A general cheer greeted this sentiment. The stout lady, now regarded as a would-be blighter of love’s young dream, was hustled into the back seat, the whip cracked, and away we rolled.

So here was the explanation. We were in a honeymoon district, in June — the most popular month in the whole year for marriage. Every two out of three couples found wandering about the New Forest in June are honeymoon couples; the third are going to be. When they travel anywhere it is to the Isle of Wight. We both had on new clothes. Our bags happened to be new. By some evil chance our very umbrellas were new. Our united ages were thirty-seven. The wonder would have been had we NOT been mistaken for a young married couple.

A day of greater misery I have rarely passed. To Minnie, so her aunt informed me afterwards, the journey was the most terrible experience of her life, but then her experience, up to that time, had been limited. She was engaged, and devotedly attached, to a young clergyman; I was madly in love with a somewhat plump girl named Cecilia who lived with her mother at Hampstead. I am positive as to her living at Hampstead. I remember so distinctly my weekly walk down the hill from Church Row to the Swiss Cottage station. When walking down a steep hill all the weight of the body is forced into the toe of the boot, and when the boot is two sizes too small for you, and you have been living in it since the early afternoon, you remember a thing like that. But all my recollections of Cecilia are painful, and it is needless to pursue them.

Our coach-load was a homely party, and some of the jokes were broad — harmless enough in themselves, had Minnie and I really been the married couple we were supposed to be, but even in that case unnecessary. I can only hope that Minnie did not understand them. Anyhow, she looked as if she didn’t.

I forget where we stopped for lunch, but I remember that lamb and mint sauce was on the table, and that the circumstance afforded the greatest delight to all the party, with the exception of the stout lady, who was still indignant, Minnie and myself. About my behaviour as a bridegroom opinion appeared to be divided. “He’s a bit standoffish with her,” I overheard one lady remark to her husband; “I like to see ’em a bit kittenish myself.” A young waitress, on the other hand, I am happy to say, showed more sense of natural reserve. “Well, I respect him for it,” she was saying to the barmaid, as we passed through the hall; “I’d just hate to be fuzzled over with everybody looking on.” Nobody took the trouble to drop their voices for our benefit.

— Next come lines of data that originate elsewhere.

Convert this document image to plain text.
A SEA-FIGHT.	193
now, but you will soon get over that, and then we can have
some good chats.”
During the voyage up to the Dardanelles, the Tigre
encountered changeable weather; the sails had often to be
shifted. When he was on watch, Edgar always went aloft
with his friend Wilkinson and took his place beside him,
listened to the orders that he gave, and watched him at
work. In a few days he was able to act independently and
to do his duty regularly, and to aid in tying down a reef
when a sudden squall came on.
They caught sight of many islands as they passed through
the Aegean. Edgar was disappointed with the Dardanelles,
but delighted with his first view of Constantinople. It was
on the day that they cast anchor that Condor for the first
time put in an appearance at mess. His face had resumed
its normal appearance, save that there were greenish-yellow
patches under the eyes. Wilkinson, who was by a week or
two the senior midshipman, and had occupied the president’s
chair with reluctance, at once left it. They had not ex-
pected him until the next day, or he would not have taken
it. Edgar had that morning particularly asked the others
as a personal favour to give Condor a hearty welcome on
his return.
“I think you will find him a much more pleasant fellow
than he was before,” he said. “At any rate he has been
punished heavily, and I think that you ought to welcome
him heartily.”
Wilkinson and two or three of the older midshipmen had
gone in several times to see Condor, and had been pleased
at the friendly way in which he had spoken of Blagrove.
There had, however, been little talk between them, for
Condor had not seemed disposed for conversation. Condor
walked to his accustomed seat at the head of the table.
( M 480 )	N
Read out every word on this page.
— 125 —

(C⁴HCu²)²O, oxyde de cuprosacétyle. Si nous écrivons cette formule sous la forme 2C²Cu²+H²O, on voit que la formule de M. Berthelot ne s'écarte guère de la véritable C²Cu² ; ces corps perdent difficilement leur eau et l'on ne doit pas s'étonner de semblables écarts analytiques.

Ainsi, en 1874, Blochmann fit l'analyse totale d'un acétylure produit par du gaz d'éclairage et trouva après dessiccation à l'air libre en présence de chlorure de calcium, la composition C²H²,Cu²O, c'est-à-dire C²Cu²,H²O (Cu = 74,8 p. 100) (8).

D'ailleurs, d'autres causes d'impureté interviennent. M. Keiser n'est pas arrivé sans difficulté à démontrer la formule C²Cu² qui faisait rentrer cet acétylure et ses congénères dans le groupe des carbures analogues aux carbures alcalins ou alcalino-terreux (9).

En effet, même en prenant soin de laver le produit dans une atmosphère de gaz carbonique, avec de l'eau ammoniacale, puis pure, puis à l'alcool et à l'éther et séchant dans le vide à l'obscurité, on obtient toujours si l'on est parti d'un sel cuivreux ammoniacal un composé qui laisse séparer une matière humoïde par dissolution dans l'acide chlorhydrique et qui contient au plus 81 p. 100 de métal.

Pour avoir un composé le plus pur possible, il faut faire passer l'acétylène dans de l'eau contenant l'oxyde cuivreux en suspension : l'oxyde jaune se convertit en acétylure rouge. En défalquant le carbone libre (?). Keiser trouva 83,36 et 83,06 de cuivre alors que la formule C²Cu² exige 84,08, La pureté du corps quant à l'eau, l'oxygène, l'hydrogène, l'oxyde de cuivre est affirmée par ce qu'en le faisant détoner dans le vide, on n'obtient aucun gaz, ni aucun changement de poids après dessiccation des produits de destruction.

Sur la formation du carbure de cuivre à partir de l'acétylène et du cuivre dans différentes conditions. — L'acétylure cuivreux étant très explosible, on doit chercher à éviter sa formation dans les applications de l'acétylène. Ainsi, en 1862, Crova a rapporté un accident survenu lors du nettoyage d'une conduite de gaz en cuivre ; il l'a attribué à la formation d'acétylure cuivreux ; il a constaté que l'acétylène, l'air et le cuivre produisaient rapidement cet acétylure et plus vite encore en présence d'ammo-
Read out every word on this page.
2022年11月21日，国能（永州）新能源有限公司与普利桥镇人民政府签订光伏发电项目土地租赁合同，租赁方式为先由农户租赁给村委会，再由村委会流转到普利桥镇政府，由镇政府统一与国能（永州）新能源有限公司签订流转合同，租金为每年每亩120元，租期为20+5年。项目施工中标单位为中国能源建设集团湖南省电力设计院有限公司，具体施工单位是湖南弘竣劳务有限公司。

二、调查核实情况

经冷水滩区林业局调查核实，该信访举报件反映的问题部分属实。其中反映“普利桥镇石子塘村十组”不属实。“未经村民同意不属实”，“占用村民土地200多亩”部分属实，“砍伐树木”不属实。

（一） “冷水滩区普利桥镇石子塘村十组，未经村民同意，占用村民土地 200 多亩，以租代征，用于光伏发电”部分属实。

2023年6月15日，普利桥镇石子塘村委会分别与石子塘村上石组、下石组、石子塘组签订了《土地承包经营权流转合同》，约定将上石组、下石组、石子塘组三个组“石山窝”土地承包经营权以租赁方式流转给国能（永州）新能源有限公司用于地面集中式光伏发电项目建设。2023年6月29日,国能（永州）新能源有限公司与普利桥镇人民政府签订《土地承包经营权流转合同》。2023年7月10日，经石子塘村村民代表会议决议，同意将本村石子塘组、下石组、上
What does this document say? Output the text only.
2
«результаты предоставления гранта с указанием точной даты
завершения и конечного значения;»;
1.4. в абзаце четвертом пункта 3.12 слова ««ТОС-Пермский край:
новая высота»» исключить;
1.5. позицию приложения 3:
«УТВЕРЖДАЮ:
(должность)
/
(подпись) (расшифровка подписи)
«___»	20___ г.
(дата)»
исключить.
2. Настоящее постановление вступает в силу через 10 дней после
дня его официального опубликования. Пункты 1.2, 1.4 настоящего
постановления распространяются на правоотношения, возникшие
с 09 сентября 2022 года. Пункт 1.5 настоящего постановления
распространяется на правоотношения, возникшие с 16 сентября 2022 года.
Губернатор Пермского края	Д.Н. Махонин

We might have been a pair of prize love birds on exhibition, the way we were openly discussed. By the majority we were clearly regarded as a sulky young couple who would not go through their tricks.

I have often wondered since how a real married couple would have faced the situation. Possibly, had we consented to give a short display of marital affection, “by desire,” we might have been left in peace for the remainder of the journey.

Our reputation preceded us on to the steamboat. Minnie begged and prayed me to let it be known we were not married. How I was to let it be known, except by requesting the captain to summon the whole ship’s company on deck, and then making them a short speech, I could not think. Minnie said she could not bear it any longer, and retired to the ladies’ cabin. She went off crying. Her trouble was attributed by crew and passengers to my coldness. One fool planted himself opposite me with his legs apart, and shook his head at me.

“Go down and comfort her,” he began. “Take an old man’s advice. Put your arms around her.” (He was one of those sentimental idiots.) “Tell her that you love her.”

I told him to go and hang himself, with so much vigour that he all but fell overboard. He was saved by a poultry crate: I had no luck that day.

At Ryde the guard, by superhuman effort, contrived to keep us a carriage to ourselves. I gave him a shilling, because I did not know what else to do. I would have made it half-a-sovereign if he had put eight other passengers in with us. At every station people came to the window to look in at us.